In truth, the environmentalist crowd has distorted the meaning of the term “stewardship.” The way they use it, they are poor “stewards” because they allow the extremely valuable resources that are useful for energy, construction, and manufacturing to go to waste in order to “preserve” nature for REI customers, or for animals, or for the land’s own sake. Meanwhile minerals and raw fuels are extracted from the earth anyway, only in faraway countries where environmental standards are often nonexistent and which require the burning of fossil fuels in order to transport them to the U.S. That’s good “stewardship” according to the enviro-extremist mindset.

If they actually paid attention, environmentalists would understand the U.S. standards that have been attained in the resource access industries nearly demand restoration, or mitigation, for lands and waters that have been affected by activities such as drilling and mining. Many who work and operate such businesses – for example, in the Mountain West – are themselves outdoorsmen and would not accept the raping and plundering of the lands without restoration. It’s become part of the ethics and morality of the industry.

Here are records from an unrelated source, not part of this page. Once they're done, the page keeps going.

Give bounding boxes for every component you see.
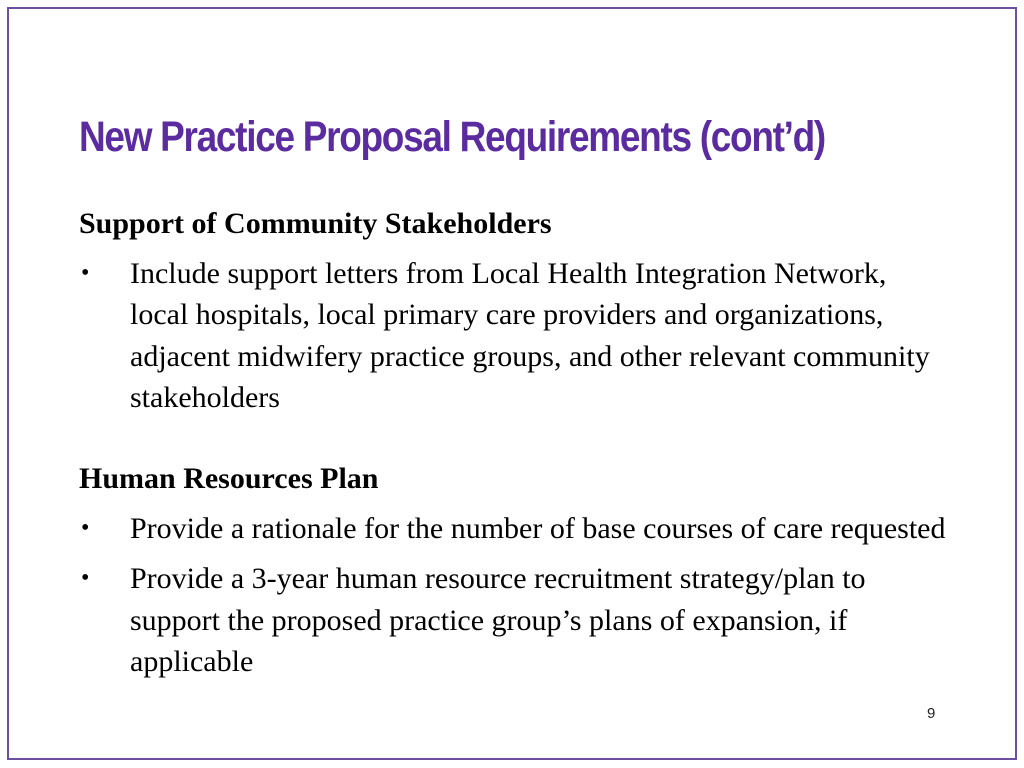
bullet-text: Provide a rationale for the number of base courses of care requested	[130, 512, 946, 546]
bullet-text: Provide a 3-year human resource recruitment strategy/plan to support the proposed practice group’s plans of expansion, if applicable	[130, 562, 866, 679]
bullet-symbol: •	[81, 260, 90, 286]
bullet-symbol: •	[81, 565, 90, 592]
bullet-item	[79, 558, 949, 682]
section-spacer	[79, 418, 949, 458]
slide-body	[79, 203, 949, 682]
slide-title: New Practice Proposal Requirements (cont’d)	[79, 113, 825, 161]
page-number: 9	[927, 705, 936, 722]
bullet-text: Include support letters from Local Health Integration Network, local hospitals, local primary care providers and organizations, adjacent midwifery practice groups, and other relevant community stakeholders	[130, 257, 930, 414]
bullet-item	[79, 253, 949, 418]
section-community-stakeholders	[79, 203, 949, 418]
section-heading: Support of Community Stakeholders	[79, 207, 552, 240]
section-human-resources	[79, 458, 949, 682]
bullet-item	[79, 508, 949, 549]
section-heading: Human Resources Plan	[79, 462, 379, 496]
bullet-symbol: •	[81, 515, 90, 542]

But all signs from Jewell’s words, actions, and financial investments indicate she will perpetuate the practices of bad stewardship rather than good. Besides Rep. Bishop, American Petroleum Institute President Jack Gerard called attention to the poor utilization of U.S. resources as Jewell’s nomination was announced.

“Eighty-three percent of the land and offshore areas controlled by the federal government are still off-limits to oil and natural gas development,” he said in a statement last week. “Increasing access to America’s vast energy resources should be a top priority for the next Interior Secretary. America’s energy revolution in oil and natural gas could make the U.S. a global energy superpower.”

And Rep. Bishop’s concerns are justified. As one example, he is able to point to the cancellation by the Bureau of Land Management – under Salazar’s Interior Department – of oil drilling leases on more than 130,000 acres in Utah. You could expect that under Jewell – who has led a $1.8 billion dollar enterprise and environmental nonprofits down the path to fossil-fuel opposition and limited land access – there would be no reason for her to change course as Interior Secretary.

Paul Chesser is an associate fellow for the National Legal and Policy Center and publishes CarolinaPlottHound.com, an aggregator of North Carolina news.